Il romanzo originale racconta le gesta di 108 eroi, che erano in origine generali demoniaci banditi da una divinità suprema. Dopo essersi pentiti durante l’esilio, si trasformano in meteore che, liberate dalla prigionia, rinascono nel mondo come 108 eroi uniti dalla causa della giustizia. Gran parte della storia descrive le loro vite e il modo in cui si radunarono sul Monte Liang per ribellarsi contro le forze maligne che controllavano la corte della dinastia Song.
In quel periodo, la Cina era afflitta da peste e corruzione politica; la popolazione soffriva per tasse insostenibili e lavori estenuanti. Nel telefilm La frontiera del drago, i protagonisti sono alcuni di questi fuorilegge che si ribellano a un sistema marcio, mossi da un principio di leale cavalleria. Agiscono con buon cuore per aiutare i deboli, in nome della giustizia celeste (non certo di quella terrena: erano briganti e spesso si concedevano anche parecchi momenti di baldoria).
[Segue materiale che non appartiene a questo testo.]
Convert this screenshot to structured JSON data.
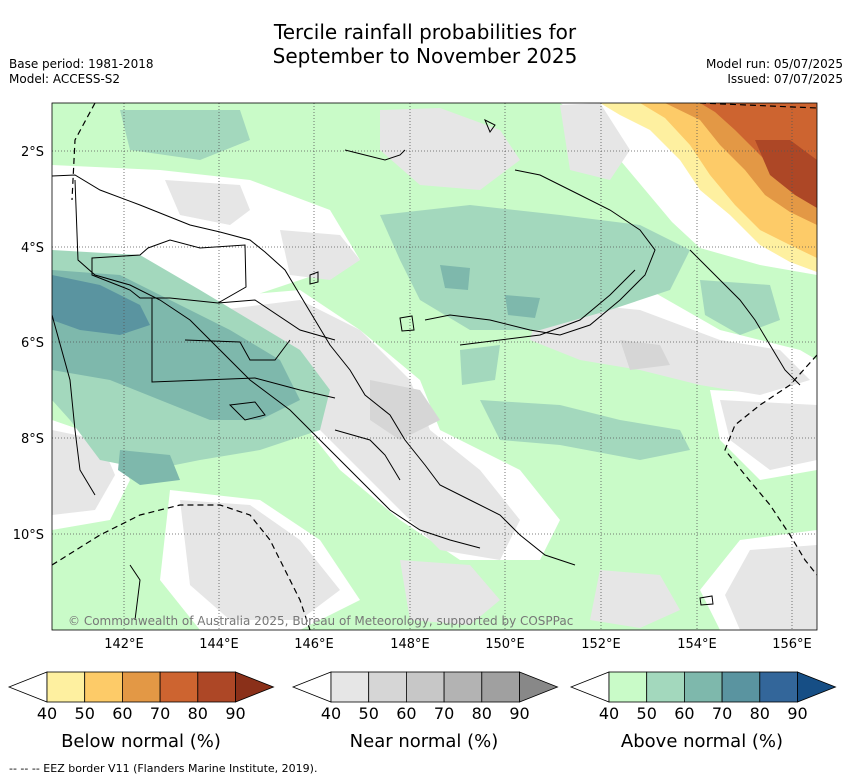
{
  "title": {
    "line1": "Tercile rainfall probabilities for",
    "line2": "September to November 2025"
  },
  "meta": {
    "base_period": "Base period: 1981-2018",
    "model": "Model: ACCESS-S2",
    "model_run": "Model run: 05/07/2025",
    "issued": "Issued: 07/07/2025"
  },
  "axes": {
    "lat_labels": [
      "2°S",
      "4°S",
      "6°S",
      "8°S",
      "10°S"
    ],
    "lon_labels": [
      "142°E",
      "144°E",
      "146°E",
      "148°E",
      "150°E",
      "152°E",
      "154°E",
      "156°E"
    ]
  },
  "copyright": "© Commonwealth of Australia 2025, Bureau of Meteorology, supported by COSPPac",
  "colorbars": [
    {
      "title": "Below normal (%)",
      "ticks": [
        "40",
        "50",
        "60",
        "70",
        "80",
        "90"
      ],
      "colors": [
        "#ffffff",
        "#fef0a0",
        "#fdcb68",
        "#e39845",
        "#cd6430",
        "#ad4726",
        "#8a3019"
      ]
    },
    {
      "title": "Near normal (%)",
      "ticks": [
        "40",
        "50",
        "60",
        "70",
        "80",
        "90"
      ],
      "colors": [
        "#ffffff",
        "#e6e6e6",
        "#d6d6d6",
        "#c7c7c7",
        "#b3b3b3",
        "#a0a0a0",
        "#888888"
      ]
    },
    {
      "title": "Above normal (%)",
      "ticks": [
        "40",
        "50",
        "60",
        "70",
        "80",
        "90"
      ],
      "colors": [
        "#ffffff",
        "#c9fbc8",
        "#a3d8bd",
        "#7eb8ac",
        "#5a94a0",
        "#33669a",
        "#164e85"
      ]
    }
  ],
  "footnote": "--  --  -- EEZ border V11 (Flanders Marine Institute, 2019)."
}
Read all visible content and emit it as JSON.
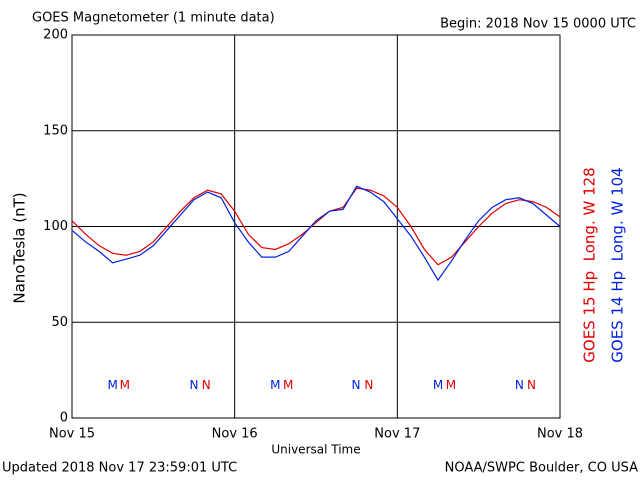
{
  "chart_data": {
    "type": "line",
    "title": "GOES Magnetometer (1 minute data)",
    "subtitle": "Begin:  2018 Nov 15 0000 UTC",
    "xlabel": "Universal Time",
    "ylabel": "NanoTesla (nT)",
    "footer_left": "Updated 2018 Nov 17 23:59:01 UTC",
    "footer_right": "NOAA/SWPC Boulder, CO USA",
    "x": [
      0,
      2,
      4,
      6,
      8,
      10,
      12,
      14,
      16,
      18,
      20,
      22,
      24,
      26,
      28,
      30,
      32,
      34,
      36,
      38,
      40,
      42,
      44,
      46,
      48,
      50,
      52,
      54,
      56,
      58,
      60,
      62,
      64,
      66,
      68,
      70,
      72
    ],
    "series": [
      {
        "name": "GOES 15 Hp  Long. W 128",
        "color": "#e00000",
        "values": [
          103,
          96,
          90,
          86,
          85,
          87,
          92,
          100,
          108,
          115,
          119,
          117,
          108,
          96,
          89,
          88,
          91,
          96,
          102,
          108,
          110,
          120,
          119,
          116,
          110,
          100,
          88,
          80,
          84,
          92,
          100,
          107,
          112,
          114,
          113,
          110,
          105
        ]
      },
      {
        "name": "GOES 14 Hp  Long. W 104",
        "color": "#0020e0",
        "values": [
          98,
          92,
          87,
          81,
          83,
          85,
          90,
          98,
          106,
          114,
          118,
          115,
          102,
          92,
          84,
          84,
          87,
          95,
          103,
          108,
          109,
          121,
          118,
          113,
          104,
          95,
          84,
          72,
          82,
          93,
          103,
          110,
          114,
          115,
          112,
          106,
          100
        ]
      }
    ],
    "markers": [
      {
        "label": "M",
        "series": 1,
        "x": 6
      },
      {
        "label": "M",
        "series": 0,
        "x": 7.8
      },
      {
        "label": "N",
        "series": 1,
        "x": 18
      },
      {
        "label": "N",
        "series": 0,
        "x": 19.8
      },
      {
        "label": "M",
        "series": 1,
        "x": 30
      },
      {
        "label": "M",
        "series": 0,
        "x": 31.9
      },
      {
        "label": "N",
        "series": 1,
        "x": 41.9
      },
      {
        "label": "N",
        "series": 0,
        "x": 43.8
      },
      {
        "label": "M",
        "series": 1,
        "x": 54
      },
      {
        "label": "M",
        "series": 0,
        "x": 55.9
      },
      {
        "label": "N",
        "series": 1,
        "x": 66
      },
      {
        "label": "N",
        "series": 0,
        "x": 67.8
      }
    ],
    "marker_y": 17,
    "xlim": [
      0,
      72
    ],
    "xticks": [
      {
        "value": 0,
        "label": "Nov 15"
      },
      {
        "value": 24,
        "label": "Nov 16"
      },
      {
        "value": 48,
        "label": "Nov 17"
      },
      {
        "value": 72,
        "label": "Nov 18"
      }
    ],
    "ylim": [
      0,
      200
    ],
    "yticks": [
      0,
      50,
      100,
      150,
      200
    ],
    "grid": true
  }
}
Tra gli errori principali c’è la trama semplificata e i nomi cambiati, a partire dal protagonista Lin Chong, detto Testa di Leopardo, che in giapponese divenne Rin Chu. Inoltre, gli fu attribuito il ruolo di capo del gruppo, mentre nel romanzo non è propriamente il personaggio principale. Altri cambiamenti riguardarono Hu Sanniang, indomita eroina e sorella della moglie suicida del protagonista: se nel romanzo appare solo a metà storia, nello sceneggiato fu presentata fin dall’inizio per dare maggiore spazio a Tsuchida Sanae, l’attrice principale.
Combattimenti e stile
Nel telefilm non mancano combattimenti dinamici con la spada, tipici delle arti marziali cinesi, accompagnati da una drammaticità in stile orientale che non disdegna tattiche bizzarre. Gli eroi si distinguono per un’incredibile autodisciplina, quasi fiabesca, che permette loro di mozzare arti e teste con un solo colpo, compiere salti di metri e duellare per giorni interi.
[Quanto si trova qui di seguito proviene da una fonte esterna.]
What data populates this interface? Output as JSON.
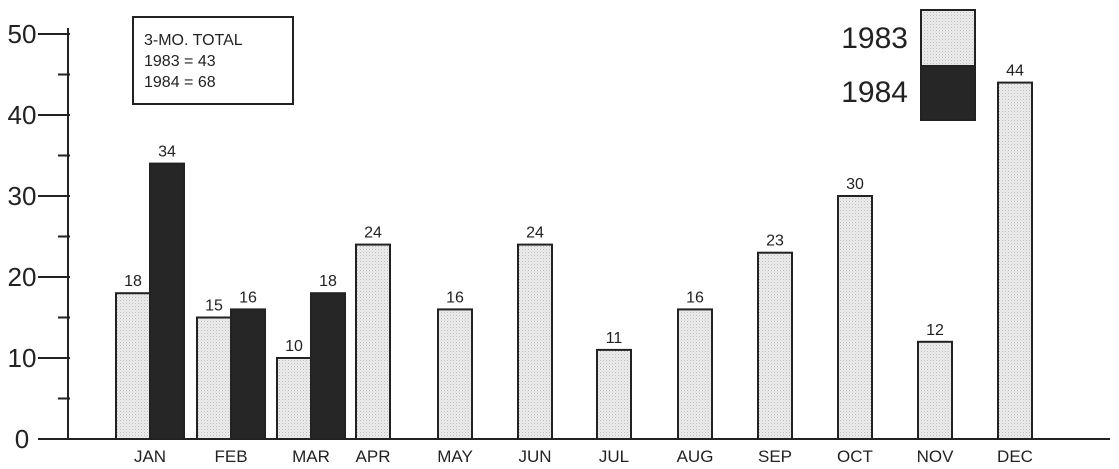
{
  "chart_data": {
    "type": "bar",
    "categories": [
      "JAN",
      "FEB",
      "MAR",
      "APR",
      "MAY",
      "JUN",
      "JUL",
      "AUG",
      "SEP",
      "OCT",
      "NOV",
      "DEC"
    ],
    "series": [
      {
        "name": "1983",
        "color": "#e6e6e6",
        "values": [
          18,
          15,
          10,
          24,
          16,
          24,
          11,
          16,
          23,
          30,
          12,
          44
        ]
      },
      {
        "name": "1984",
        "color": "#262626",
        "values": [
          34,
          16,
          18,
          null,
          null,
          null,
          null,
          null,
          null,
          null,
          null,
          null
        ]
      }
    ],
    "ylim": [
      0,
      50
    ],
    "yticks": [
      0,
      10,
      20,
      30,
      40,
      50
    ],
    "legend_placement": "top-right",
    "annotation": {
      "lines": [
        "3-MO. TOTAL",
        "1983 = 43",
        "1984 = 68"
      ],
      "placement": "top-left"
    }
  }
}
Quando Rin Chu affronta il bendato Yo Shi, guerriero prode e sbruffone fedele all’imperatore, i due incrociano le spade e restano immobili a studiarsi. Nel manga rimangono così per un paio di giorni, aspettando il momento fatale di distrazione, senza spostarsi neppure di un millimetro. Né l’uno batte ciglio quando un ragazzino tra il pubblico gli lancia una pietra, né l’altro ne approfitta per colpirlo vigliaccamente.
La trama è a tratti spietata, come richiedevano molti copioni degli anni Settanta. Shoran, la sposa dell’esiliato Rin Chu, non riesce a sfuggire alle brame del corrotto Kao Kyu, come invece ci si aspetterebbe da una storia a lieto fine, e finisce per suicidarsi dalla vergogna.
La frontiera del drago, oltre ai costumi sontuosi e ai paesaggi raffinati, si avvale anche di un narratore fuori campo che colora ogni puntata con frasi mistiche del tipo “così disse Confucio”. I guerrieri che si incrociano nel corso della serie nutrono un rispetto reciproco. Pur combattendo in modo pittoresco, sono uniti dal comune odio verso i malvagi.